Il ritorno di Johnnie To: «Ecco come giro un film»
La masterclass col regista che 19 anni fa realizzò a Udine Yesterday Once More

Del "Far East Film" Johnnie To è un amico vero. Non ci piove. E la prova è un film, ovviamente, “Yesterday Once More”, preistoria davvero (il prossimo anno saranno quattro lustri esatti dal ciak) una specie d’inchino alla nostra città, tant’è che To decise di girare un paio di scene in piazza San Giacomo e in via Muratti, dove — fra l’altro — i due ladri hongkonghesi rubano un anello in una gioielleria inventata per l’occasione.
Parliamo di lui non a caso.
In questi giorni Johnnie è a Udine e non soltanto per soffiare sulle candele del 25°. L’aspettava una masterclass, andata in onda ieri al Visionario, ovvero un’approfondita chiacchiera sul sistema cinematografico della casa e sui suoi derivati. Vale la pena ricordare alcuni dei cult movie del maestro: “A Hero Never Dies”, “The Mission”, “PTU” e “Breaking News”. Tanta roba.
L’occasione ha stimolato la proiezione di una pellicola del 2011, a firma sua, “Life Without Principle” (2011), ovvero Vita senza principi, avvincente miscuglio di generi con l’evidenza del dramma economico al tempo della crisi della Grecia.
E subito il regista ci spiazza. «In realtà io non so mai bene dove andrò a finire mentre giro: la sceneggiatura c’è, ma spesso subisce anche dei bruschi cambi di rotta. Quando ordino l’ultima “azione!!” anche la sceneggiatura è finita».
Poi, però, all’improvvisazione lui lascia zero spazio. «Ho sempre in mente quello che devo fare e gli attori devono seguirmi. Se qualcuno immagina una loro libertà d’interpretazione, sbaglia».
Quindi ci si sposta sull’argomento colonna sonora. «Regole scritte non ce ne sono — spiega — dipende dalla tonalità dell’opera. In alcuni film l’apporto musicale è determinante e quasi invasivo, in altri, come in “Vita senza principi”, praticamente nullo. Il ritmo della trama basta e avanza a stimolarti l’attenzione senza bisogno di supporti esterni».
Le due tematiche forti sono facilmente identificabili: la cupidigia e la disonestà di quasi tutti i personaggi. Alcuni sopravvivono nonostante abbiano imbrogliato, altri — altrettanto disonesti — no. Così va il mondo.

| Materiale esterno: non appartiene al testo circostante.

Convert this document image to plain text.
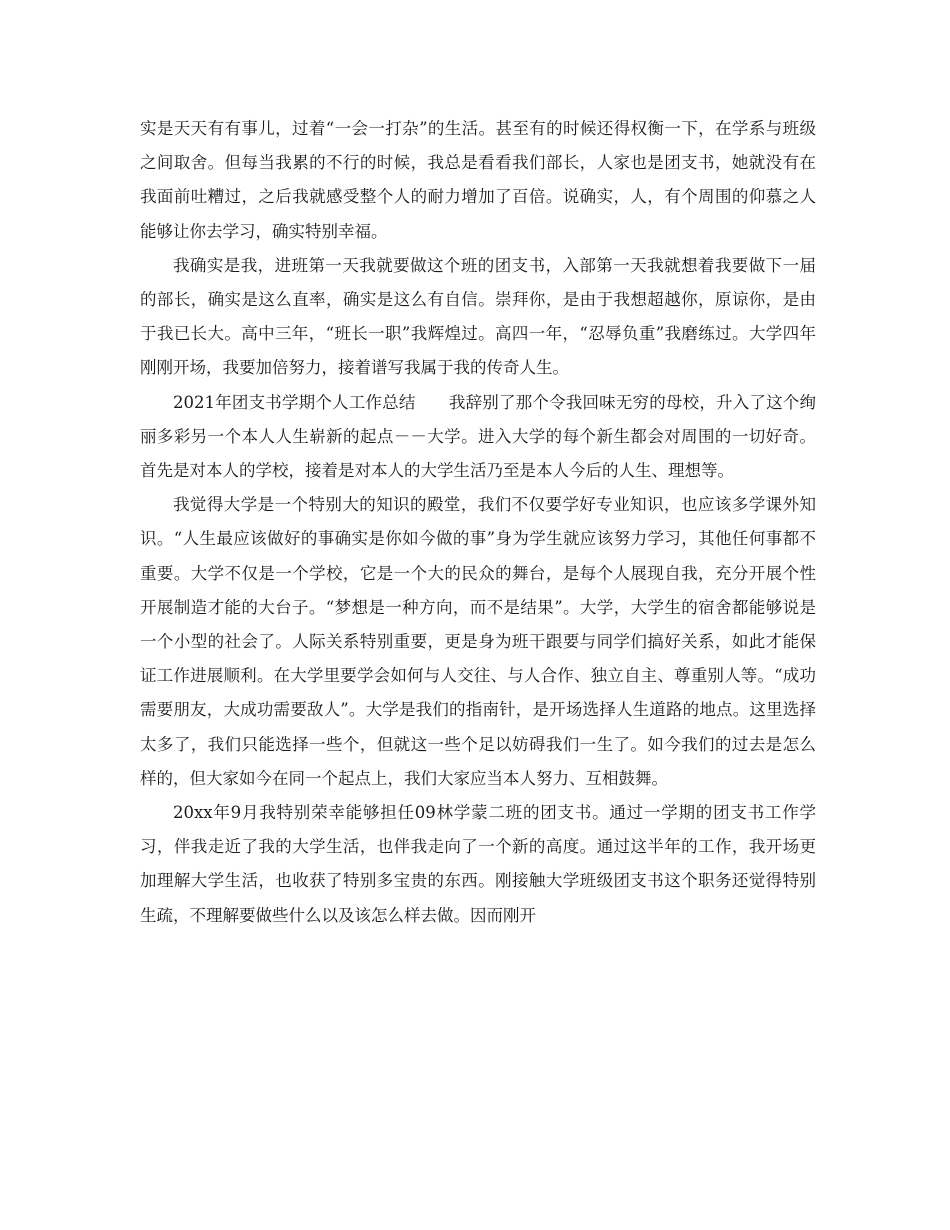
实是天天有有事儿，过着“一会一打杂”的生活。甚至有的时候还得权衡一下，在学系与班级之间取舍。但每当我累的不行的时候，我总是看看我们部长，人家也是团支书，她就没有在我面前吐糟过，之后我就感受整个人的耐力增加了百倍。说确实，人，有个周围的仰慕之人能够让你去学习，确实特别幸福。

我确实是我，进班第一天我就要做这个班的团支书，入部第一天我就想着我要做下一届的部长，确实是这么直率，确实是这么有自信。崇拜你，是由于我想超越你，原谅你，是由于我已长大。高中三年，“班长一职”我辉煌过。高四一年，“忍辱负重”我磨练过。大学四年刚刚开场，我要加倍努力，接着谱写我属于我的传奇人生。

2021年团支书学期个人工作总结　　我辞别了那个令我回味无穷的母校，升入了这个绚丽多彩另一个本人人生崭新的起点－－大学。进入大学的每个新生都会对周围的一切好奇。首先是对本人的学校，接着是对本人的大学生活乃至是本人今后的人生、理想等。

我觉得大学是一个特别大的知识的殿堂，我们不仅要学好专业知识，也应该多学课外知识。“人生最应该做好的事确实是你如今做的事”身为学生就应该努力学习，其他任何事都不重要。大学不仅是一个学校，它是一个大的民众的舞台，是每个人展现自我，充分开展个性开展制造才能的大台子。“梦想是一种方向，而不是结果”。大学，大学生的宿舍都能够说是一个小型的社会了。人际关系特别重要，更是身为班干跟要与同学们搞好关系，如此才能保证工作进展顺利。在大学里要学会如何与人交往、与人合作、独立自主、尊重别人等。“成功需要朋友，大成功需要敌人”。大学是我们的指南针，是开场选择人生道路的地点。这里选择太多了，我们只能选择一些个，但就这一些个足以妨碍我们一生了。如今我们的过去是怎么样的，但大家如今在同一个起点上，我们大家应当本人努力、互相鼓舞。

20xx年9月我特别荣幸能够担任09林学蒙二班的团支书。通过一学期的团支书工作学习，伴我走近了我的大学生活，也伴我走向了一个新的高度。通过这半年的工作，我开场更加理解大学生活，也收获了特别多宝贵的东西。刚接触大学班级团支书这个职务还觉得特别生疏，不理解要做些什么以及该怎么样去做。因而刚开
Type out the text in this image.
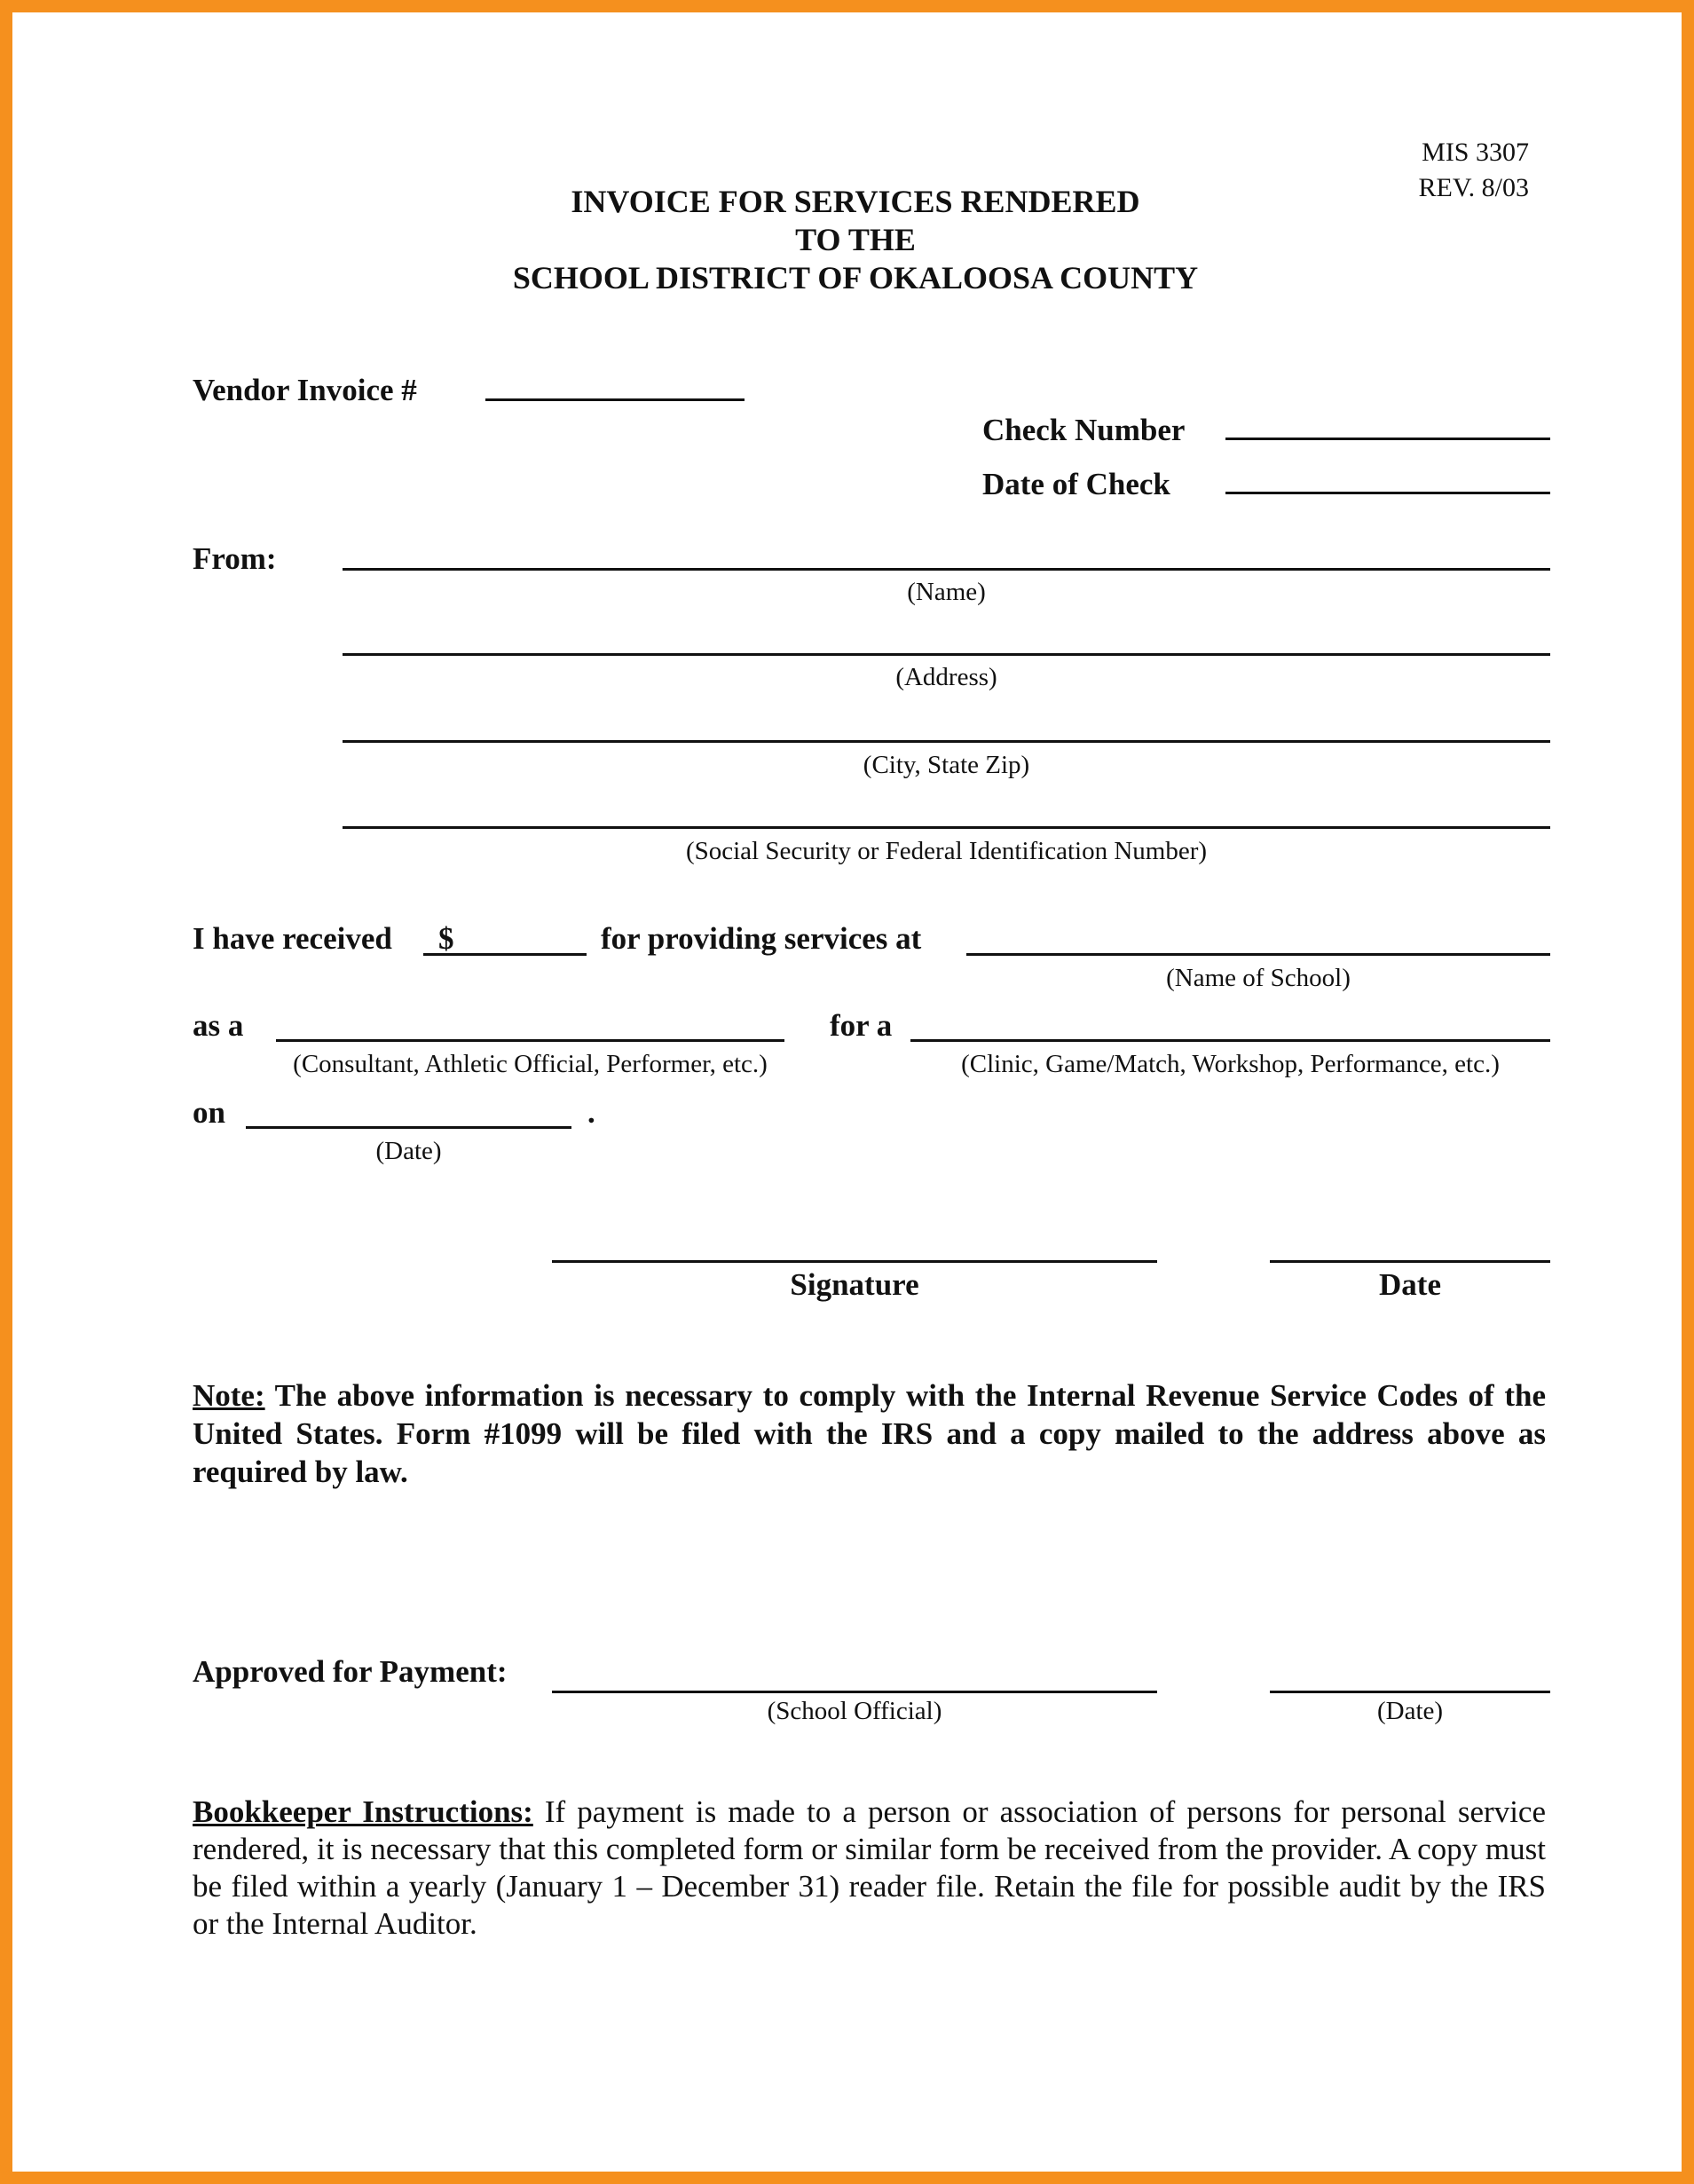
MIS 3307
REV. 8/03
INVOICE FOR SERVICES RENDERED
TO THE
SCHOOL DISTRICT OF OKALOOSA COUNTY
Vendor Invoice #
Check Number
Date of Check
From:
(Name)
(Address)
(City, State Zip)
(Social Security or Federal Identification Number)
I have received $	for providing services at
(Name of School)
as a
(Consultant, Athletic Official, Performer, etc.)
for a
(Clinic, Game/Match, Workshop, Performance, etc.)
on	.
(Date)
Signature	Date
Note: The above information is necessary to comply with the Internal Revenue Service Codes of the United States. Form #1099 will be filed with the IRS and a copy mailed to the address above as required by law.
Approved for Payment:
(School Official)	(Date)
Bookkeeper Instructions: If payment is made to a person or association of persons for personal service rendered, it is necessary that this completed form or similar form be received from the provider. A copy must be filed within a yearly (January 1 – December 31) reader file. Retain the file for possible audit by the IRS or the Internal Auditor.
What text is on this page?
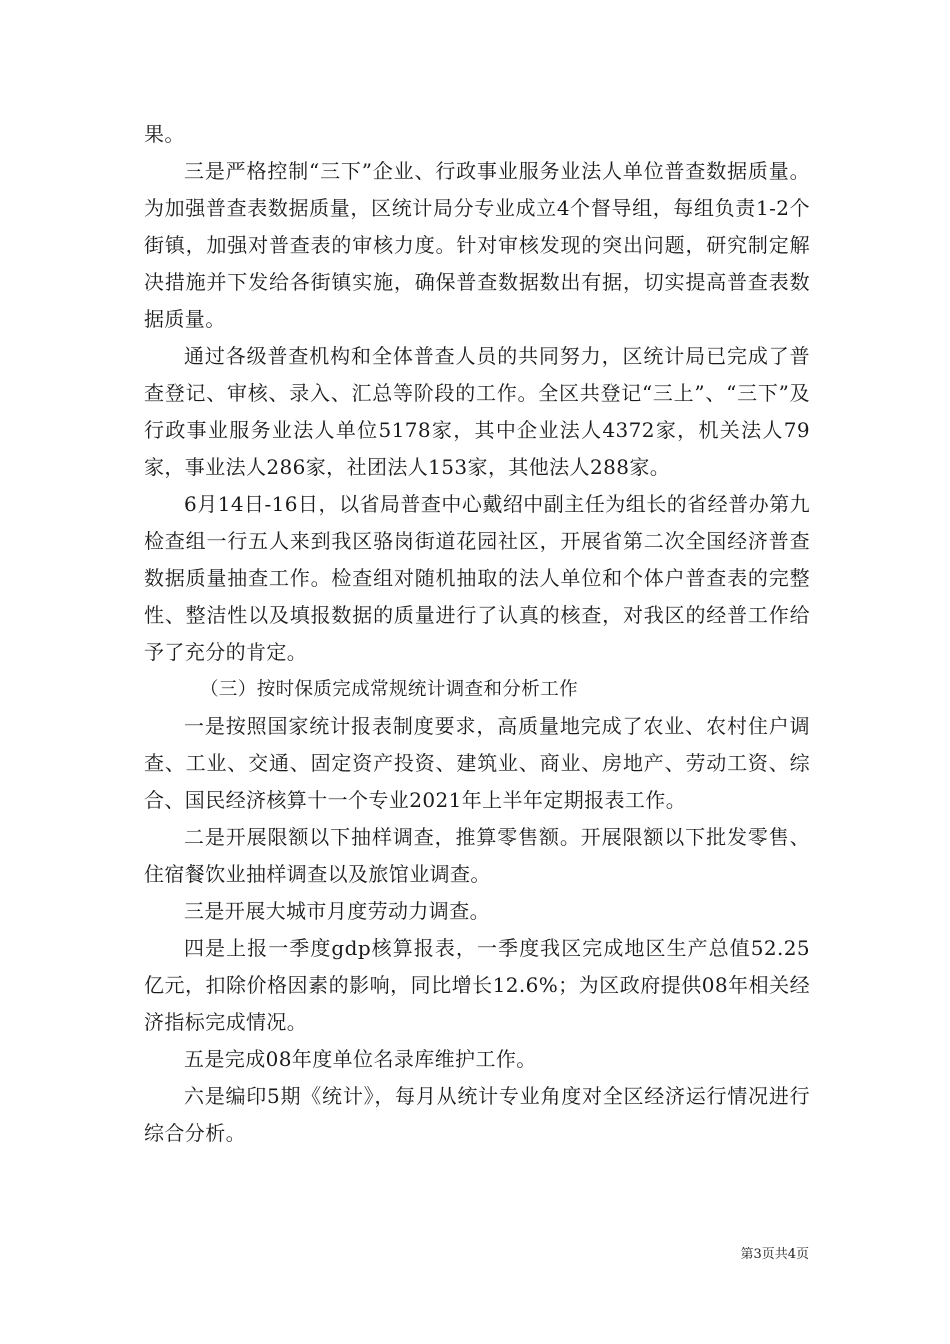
果。

三是严格控制“三下”企业、行政事业服务业法人单位普查数据质量。为加强普查表数据质量，区统计局分专业成立4个督导组，每组负责1-2个街镇，加强对普查表的审核力度。针对审核发现的突出问题，研究制定解决措施并下发给各街镇实施，确保普查数据数出有据，切实提高普查表数据质量。

通过各级普查机构和全体普查人员的共同努力，区统计局已完成了普查登记、审核、录入、汇总等阶段的工作。全区共登记“三上”、“三下”及行政事业服务业法人单位5178家，其中企业法人4372家，机关法人79家，事业法人286家，社团法人153家，其他法人288家。

6月14日-16日，以省局普查中心戴绍中副主任为组长的省经普办第九检查组一行五人来到我区骆岗街道花园社区，开展省第二次全国经济普查数据质量抽查工作。检查组对随机抽取的法人单位和个体户普查表的完整性、整洁性以及填报数据的质量进行了认真的核查，对我区的经普工作给予了充分的肯定。

（三）按时保质完成常规统计调查和分析工作

一是按照国家统计报表制度要求，高质量地完成了农业、农村住户调查、工业、交通、固定资产投资、建筑业、商业、房地产、劳动工资、综合、国民经济核算十一个专业2021年上半年定期报表工作。

二是开展限额以下抽样调查，推算零售额。开展限额以下批发零售、住宿餐饮业抽样调查以及旅馆业调查。

三是开展大城市月度劳动力调查。

四是上报一季度gdp核算报表，一季度我区完成地区生产总值52.25亿元，扣除价格因素的影响，同比增长12.6%；为区政府提供08年相关经济指标完成情况。

五是完成08年度单位名录库维护工作。

六是编印5期《统计》，每月从统计专业角度对全区经济运行情况进行综合分析。

第3页共4页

A Johnnie To sta a cuore Hong Kong, la sua patria. «Quello davvero che mi fa rabbia è la continua scomparsa di tanti patrimoni culturali della città a favore di nuove architetture moderne. In Europa c’è molto più rispetto per l’arte. È come se gli italiani cominciassero a distruggere Venezia. In quasi tutti i miei film cerco d’inquadrare edifici e monumenti che potrebbero scomparire in pochi anni».
Lealtà e rispetto. Fulcri del buon vivere civile. Ovunque sulla Terra. «Le vecchie generazioni fondano la loro esistenza sui principi, quelle nuove molto meno. O comunque dipende dal background familiare. Sbagliato omologare i comportamenti, qualche fortunata eccezione la si trova».
Mai chiedere a Johnnie qual è la pellicola alla quale è legato da un affetto particolare. «Insistono nel farmi questa domanda. Non c’è. Le amo tutte. E comunque il margine di miglioramento è ampio. I grandi vanno guardati e riguardati».
Il regista hongkonghese ha un particolare tenero sguardo per le giovani generazioni di cineasti. Con “Making Waves - Navigators of Hong Kong cinema”, un programma itinerante lanciato nel 2022, hanno guadagnato i riflettori già numerosi registi che hanno dimostrato una consapevolezza senza precedenti sulle questioni sociopolitiche.
E, infine, il mantra di Johnnie To: «Andare avanti. Anche quando cadi l’importante è non stare a terra. La speranza c’è, dipende sempre in che modo la percepiamo».